Japan announced Sept. 22 a framework free trade deal with Chile, in a fresh boost to Japanese automakers and Tokyo's efforts to secure stable supplies of natural resources. The basic economic partnership agreement (EPA), which if finalized would abolish tariffs on 92% of both countries' exports, is the sixth reached by Japan and was sealed after just seven months of negotiations.
This new EPA will encompass a wide range of trade and economic issues, including trade and investment liberalization," said Prime Minister Junichiro Koizumi. The pact, which is expected to take effect next year, would ensure "the stable supply of natural resources indispensable for Japan" and strengthen ties with Latin America as a whole, he said in a statement.

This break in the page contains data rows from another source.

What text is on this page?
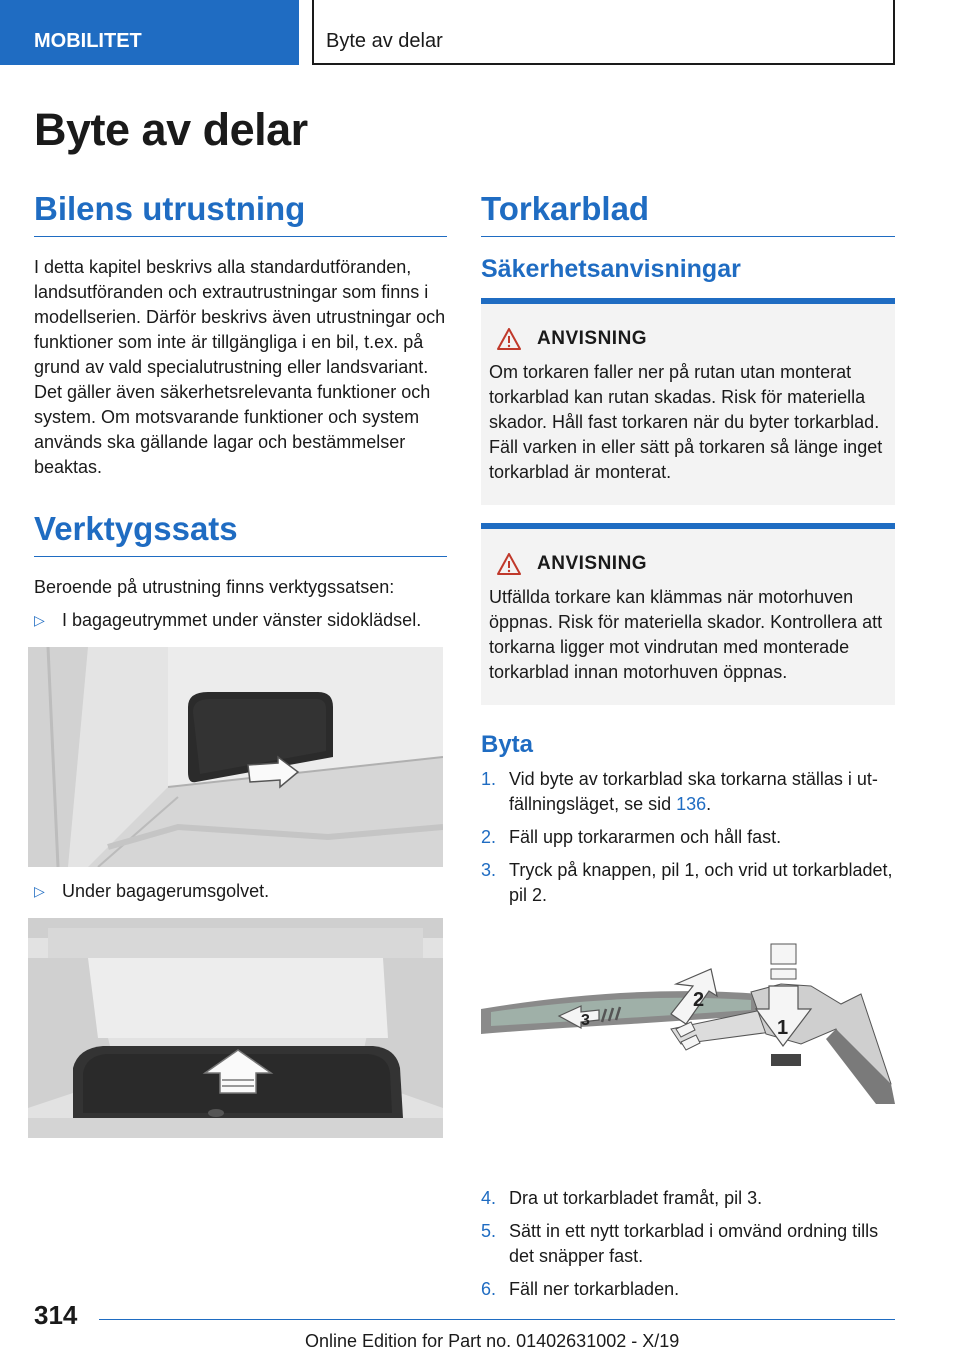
MOBILITET	Byte av delar
Byte av delar
Bilens utrustning

I detta kapitel beskrivs alla standardutföranden, landsutföranden och extrautrustningar som finns i modellserien. Därför beskrivs även utrustningar och funktioner som inte är tillgängliga i en bil, t.ex. på grund av vald specialutrustning eller landsvariant. Det gäller även säkerhetsrelevanta funktioner och system. Om motsvarande funktioner och system används ska gällande lagar och bestämmelser beaktas.

Verktygssats

Beroende på utrustning finns verktygssatsen:

▷ I bagageutrymmet under vänster sidoklädsel.
▷ Under bagagerumsgolvet.
Torkarblad
Säkerhetsanvisningar
ANVISNING

Om torkaren faller ner på rutan utan monterat torkarblad kan rutan skadas. Risk för materiella skador. Håll fast torkaren när du byter torkarblad. Fäll varken in eller sätt på torkaren så länge inget torkarblad är monterat.

ANVISNING

Utfällda torkare kan klämmas när motorhuven öppnas. Risk för materiella skador. Kontrollera att torkarna ligger mot vindrutan med monterade torkarblad innan motorhuven öppnas.

Byta
1. Vid byte av torkarblad ska torkarna ställas i utfällningsläget, se sid 136.
2. Fäll upp torkararmen och håll fast.
3. Tryck på knappen, pil 1, och vrid ut torkarbladet, pil 2.
3
2
1
4. Dra ut torkarbladet framåt, pil 3.
5. Sätt in ett nytt torkarblad i omvänd ordning tills det snäpper fast.
6. Fäll ner torkarbladen.
314
Online Edition for Part no. 01402631002 - X/19
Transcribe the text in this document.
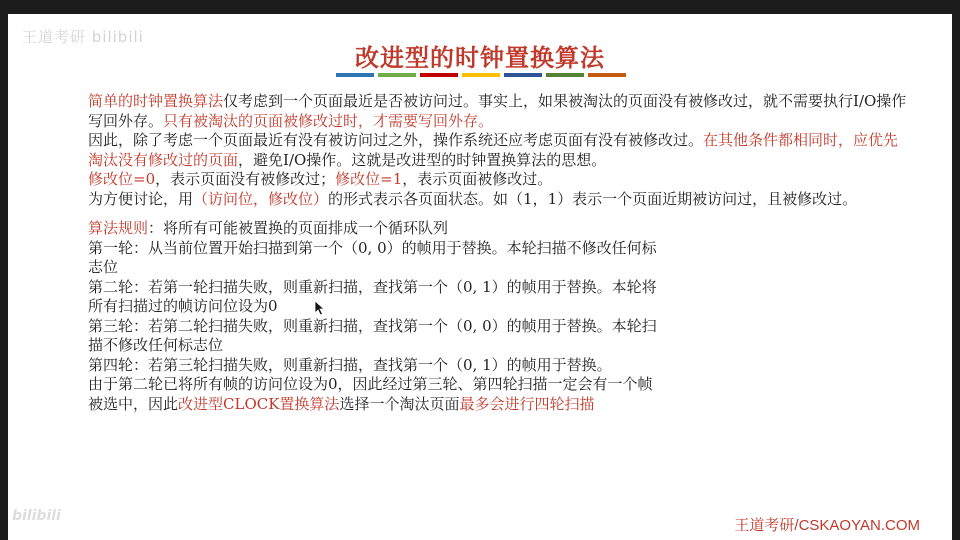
王道考研 bilibili
改进型的时钟置换算法

简单的时钟置换算法仅考虑到一个页面最近是否被访问过。事实上，如果被淘汰的页面没有被修改过，就不需要执行I/O操作写回外存。只有被淘汰的页面被修改过时，才需要写回外存。

因此，除了考虑一个页面最近有没有被访问过之外，操作系统还应考虑页面有没有被修改过。在其他条件都相同时，应优先淘汰没有修改过的页面，避免I/O操作。这就是改进型的时钟置换算法的思想。

修改位=0，表示页面没有被修改过；修改位=1，表示页面被修改过。

为方便讨论，用（访问位，修改位）的形式表示各页面状态。如（1，1）表示一个页面近期被访问过，且被修改过。

算法规则：将所有可能被置换的页面排成一个循环队列

第一轮：从当前位置开始扫描到第一个（0, 0）的帧用于替换。本轮扫描不修改任何标志位

第二轮：若第一轮扫描失败，则重新扫描，查找第一个（0, 1）的帧用于替换。本轮将所有扫描过的帧访问位设为0

第三轮：若第二轮扫描失败，则重新扫描，查找第一个（0, 0）的帧用于替换。本轮扫描不修改任何标志位

第四轮：若第三轮扫描失败，则重新扫描，查找第一个（0, 1）的帧用于替换。

由于第二轮已将所有帧的访问位设为0，因此经过第三轮、第四轮扫描一定会有一个帧被选中，因此改进型CLOCK置换算法选择一个淘汰页面最多会进行四轮扫描

bilibili
王道考研/CSKAOYAN.COM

Japan is Chile's second-largest export market after the United States, taking shipments worth $4.5 billion in 2005 in items such as copper and salmon. Chile meanwhile imported $1 billion' worth of Japanese goods in the same year, about half of which were automobiles, with electronic and general machinery accounting for another 2%.
For industrial goods, Chile would immeditely drop tariffs on vehicles, general machinery and electronics products, while Japan would make gradual changes.
The free trade pact is a boon for already flourishing Japanese automakers, who are seeing brisk sales overseas, particularly in North America.